Preah Khan (Royal Sword) is a temple at Angkor, built in the 12th century for King Jayavarman VII to honor his father. It is located northeast of Angkor Thom and just west of the Jayatataka baray, with which it was associated. It was the centre of a substantial organisation, with almost 100,000 officials and servants.
The temple is flat in design, with a basic plan of successive rectangular galleries around a Buddhist sanctuary complicated by Hindu satellite temples and numerous later additions. Like the nearby Ta Prohm, Preah Khan has been left largely unrestored, with numerous trees and other vegetation growing among the ruins.
Originally dedicated to Hindu deities, it was reconsecrated to Mahayana Buddhist worship during a monumental reconstruction undertaken by Jayavarman VII in the late 12th and early 13th centuries. The central structure, which included libraries and a pond for ablutions, has been devastated by looting in recent years.

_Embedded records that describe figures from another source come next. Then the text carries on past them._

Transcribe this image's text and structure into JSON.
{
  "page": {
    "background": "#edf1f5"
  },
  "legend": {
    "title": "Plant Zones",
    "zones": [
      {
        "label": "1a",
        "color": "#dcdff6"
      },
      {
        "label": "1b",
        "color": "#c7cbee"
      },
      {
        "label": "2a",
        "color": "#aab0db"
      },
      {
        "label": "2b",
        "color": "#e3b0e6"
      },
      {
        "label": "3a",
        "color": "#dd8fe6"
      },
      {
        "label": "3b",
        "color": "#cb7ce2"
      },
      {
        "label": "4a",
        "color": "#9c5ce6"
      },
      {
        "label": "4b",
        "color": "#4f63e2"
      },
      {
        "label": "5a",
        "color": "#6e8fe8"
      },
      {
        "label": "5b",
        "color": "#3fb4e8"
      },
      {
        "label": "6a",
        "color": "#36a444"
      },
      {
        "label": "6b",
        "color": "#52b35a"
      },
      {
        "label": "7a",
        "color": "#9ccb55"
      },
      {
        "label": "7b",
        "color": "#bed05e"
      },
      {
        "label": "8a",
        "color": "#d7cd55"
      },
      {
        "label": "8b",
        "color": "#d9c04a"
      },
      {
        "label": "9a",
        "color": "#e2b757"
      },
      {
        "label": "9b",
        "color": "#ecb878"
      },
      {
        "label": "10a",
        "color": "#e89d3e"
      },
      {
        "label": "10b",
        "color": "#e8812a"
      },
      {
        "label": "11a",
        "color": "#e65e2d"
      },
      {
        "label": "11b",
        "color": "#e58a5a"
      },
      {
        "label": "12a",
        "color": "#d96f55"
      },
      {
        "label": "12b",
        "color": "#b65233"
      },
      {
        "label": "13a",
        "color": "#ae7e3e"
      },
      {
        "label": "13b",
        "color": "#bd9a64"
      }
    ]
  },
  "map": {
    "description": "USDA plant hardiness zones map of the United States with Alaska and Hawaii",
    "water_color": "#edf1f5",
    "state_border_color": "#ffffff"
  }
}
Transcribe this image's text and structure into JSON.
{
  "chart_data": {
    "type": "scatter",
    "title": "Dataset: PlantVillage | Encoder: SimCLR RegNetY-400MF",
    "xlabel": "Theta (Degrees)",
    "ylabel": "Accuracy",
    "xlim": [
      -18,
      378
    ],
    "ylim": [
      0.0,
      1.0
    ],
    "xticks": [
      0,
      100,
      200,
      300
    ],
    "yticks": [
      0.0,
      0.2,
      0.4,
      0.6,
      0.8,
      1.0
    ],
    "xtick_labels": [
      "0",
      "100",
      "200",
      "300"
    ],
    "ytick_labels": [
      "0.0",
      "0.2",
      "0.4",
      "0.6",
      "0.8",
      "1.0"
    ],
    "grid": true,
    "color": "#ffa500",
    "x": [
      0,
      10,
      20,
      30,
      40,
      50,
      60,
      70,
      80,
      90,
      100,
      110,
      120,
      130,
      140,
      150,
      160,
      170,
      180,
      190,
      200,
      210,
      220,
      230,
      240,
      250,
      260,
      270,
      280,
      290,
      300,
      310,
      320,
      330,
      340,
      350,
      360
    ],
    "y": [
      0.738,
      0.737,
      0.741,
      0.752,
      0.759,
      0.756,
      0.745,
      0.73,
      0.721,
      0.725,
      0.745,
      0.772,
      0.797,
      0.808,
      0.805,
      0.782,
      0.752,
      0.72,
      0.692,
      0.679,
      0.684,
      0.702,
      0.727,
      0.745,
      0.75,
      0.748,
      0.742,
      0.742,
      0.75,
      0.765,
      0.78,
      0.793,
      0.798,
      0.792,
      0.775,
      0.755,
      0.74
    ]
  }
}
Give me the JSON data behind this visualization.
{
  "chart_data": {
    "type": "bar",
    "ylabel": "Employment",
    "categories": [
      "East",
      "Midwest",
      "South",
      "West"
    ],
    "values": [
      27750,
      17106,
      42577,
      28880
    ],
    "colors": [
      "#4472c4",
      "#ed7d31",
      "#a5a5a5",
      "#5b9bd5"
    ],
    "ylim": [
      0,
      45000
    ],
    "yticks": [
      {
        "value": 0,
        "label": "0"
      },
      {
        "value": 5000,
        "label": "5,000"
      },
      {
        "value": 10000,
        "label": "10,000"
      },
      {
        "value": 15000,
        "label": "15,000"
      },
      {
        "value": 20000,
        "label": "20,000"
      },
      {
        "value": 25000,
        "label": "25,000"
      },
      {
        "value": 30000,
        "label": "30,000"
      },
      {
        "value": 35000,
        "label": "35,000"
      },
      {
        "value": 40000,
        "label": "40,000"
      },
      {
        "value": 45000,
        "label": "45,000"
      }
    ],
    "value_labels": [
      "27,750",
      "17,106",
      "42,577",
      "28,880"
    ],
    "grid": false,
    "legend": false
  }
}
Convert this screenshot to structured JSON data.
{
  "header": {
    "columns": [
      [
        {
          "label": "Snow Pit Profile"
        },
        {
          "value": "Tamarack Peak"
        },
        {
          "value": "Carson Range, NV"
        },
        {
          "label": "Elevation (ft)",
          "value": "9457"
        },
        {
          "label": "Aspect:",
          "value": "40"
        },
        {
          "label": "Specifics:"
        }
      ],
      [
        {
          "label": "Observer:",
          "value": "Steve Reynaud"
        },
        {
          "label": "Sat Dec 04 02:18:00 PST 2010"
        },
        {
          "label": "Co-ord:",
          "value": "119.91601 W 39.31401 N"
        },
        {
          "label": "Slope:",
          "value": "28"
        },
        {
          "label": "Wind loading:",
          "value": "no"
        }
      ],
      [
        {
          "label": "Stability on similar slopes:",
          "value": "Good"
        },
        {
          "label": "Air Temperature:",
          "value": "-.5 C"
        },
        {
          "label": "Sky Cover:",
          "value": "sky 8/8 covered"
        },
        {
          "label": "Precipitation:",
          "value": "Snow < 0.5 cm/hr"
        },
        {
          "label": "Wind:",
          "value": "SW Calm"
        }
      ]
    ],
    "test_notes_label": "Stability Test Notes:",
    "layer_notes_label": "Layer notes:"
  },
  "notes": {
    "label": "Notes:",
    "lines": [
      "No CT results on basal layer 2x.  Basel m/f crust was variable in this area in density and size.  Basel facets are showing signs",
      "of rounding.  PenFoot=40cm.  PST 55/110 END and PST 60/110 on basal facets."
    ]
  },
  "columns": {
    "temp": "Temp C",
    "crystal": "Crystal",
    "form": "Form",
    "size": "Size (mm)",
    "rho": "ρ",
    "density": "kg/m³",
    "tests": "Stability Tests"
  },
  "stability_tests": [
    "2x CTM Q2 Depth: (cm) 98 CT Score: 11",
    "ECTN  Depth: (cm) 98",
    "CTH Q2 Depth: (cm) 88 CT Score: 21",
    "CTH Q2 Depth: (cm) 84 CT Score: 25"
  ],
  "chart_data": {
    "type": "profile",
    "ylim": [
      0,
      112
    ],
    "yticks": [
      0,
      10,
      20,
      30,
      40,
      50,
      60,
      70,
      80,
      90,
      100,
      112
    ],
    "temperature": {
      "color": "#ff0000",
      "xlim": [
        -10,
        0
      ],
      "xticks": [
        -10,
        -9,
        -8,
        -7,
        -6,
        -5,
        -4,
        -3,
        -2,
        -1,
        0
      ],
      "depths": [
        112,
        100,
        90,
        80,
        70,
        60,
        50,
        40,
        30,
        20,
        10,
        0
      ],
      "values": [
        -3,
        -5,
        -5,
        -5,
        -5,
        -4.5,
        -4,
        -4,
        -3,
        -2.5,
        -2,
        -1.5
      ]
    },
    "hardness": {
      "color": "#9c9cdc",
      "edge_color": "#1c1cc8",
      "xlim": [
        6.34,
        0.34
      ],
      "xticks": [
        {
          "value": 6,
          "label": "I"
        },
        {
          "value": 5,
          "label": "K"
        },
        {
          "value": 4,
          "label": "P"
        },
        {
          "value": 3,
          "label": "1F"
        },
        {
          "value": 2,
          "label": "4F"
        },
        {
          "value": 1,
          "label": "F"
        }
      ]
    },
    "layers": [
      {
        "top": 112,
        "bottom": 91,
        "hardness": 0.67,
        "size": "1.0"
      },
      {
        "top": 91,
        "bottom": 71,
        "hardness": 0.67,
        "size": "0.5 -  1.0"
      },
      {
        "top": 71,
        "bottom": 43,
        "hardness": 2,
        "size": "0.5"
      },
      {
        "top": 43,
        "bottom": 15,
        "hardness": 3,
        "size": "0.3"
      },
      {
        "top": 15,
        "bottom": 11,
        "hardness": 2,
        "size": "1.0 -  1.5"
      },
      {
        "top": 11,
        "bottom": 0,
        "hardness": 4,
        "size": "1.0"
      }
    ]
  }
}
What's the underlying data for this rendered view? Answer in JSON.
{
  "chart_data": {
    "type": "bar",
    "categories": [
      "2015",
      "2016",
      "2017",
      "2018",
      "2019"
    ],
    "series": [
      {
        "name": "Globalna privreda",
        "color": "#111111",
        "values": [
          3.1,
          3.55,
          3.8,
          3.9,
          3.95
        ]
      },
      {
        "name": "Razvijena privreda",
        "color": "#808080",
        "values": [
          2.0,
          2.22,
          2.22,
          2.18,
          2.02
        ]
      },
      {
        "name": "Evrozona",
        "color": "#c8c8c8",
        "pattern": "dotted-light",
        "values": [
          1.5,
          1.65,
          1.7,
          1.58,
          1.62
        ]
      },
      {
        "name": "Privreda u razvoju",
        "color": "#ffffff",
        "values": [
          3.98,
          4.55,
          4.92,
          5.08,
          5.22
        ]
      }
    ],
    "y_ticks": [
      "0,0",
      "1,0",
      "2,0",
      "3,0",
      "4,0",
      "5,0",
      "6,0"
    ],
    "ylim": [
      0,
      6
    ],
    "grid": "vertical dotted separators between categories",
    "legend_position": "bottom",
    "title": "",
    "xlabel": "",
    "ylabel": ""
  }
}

As recently as the mid-1990s, it was thought to be in reasonable shape, but some time in the second half of the decade thieves arrived seeking buried statues under each prang (temple tower). Assaulted with pneumatic drills and mechanical diggers, the ancient temple never stood a chance and many of the towers simply collapsed in on themselves, leaving the depressing mess we see today.
Once again, a temple that had survived so much couldn't stand the onslaught of the 20th century and its all-consuming appetites. Among the carvings found at Preah Khan was the bust of Jayavarman now in Phnom Penh's National Museum and widely copied as a souvenir for tourists. The body of the statue was discovered a few years ago by locals who alerted authorities, making it possible for a joyous reunion of head and body in 1999.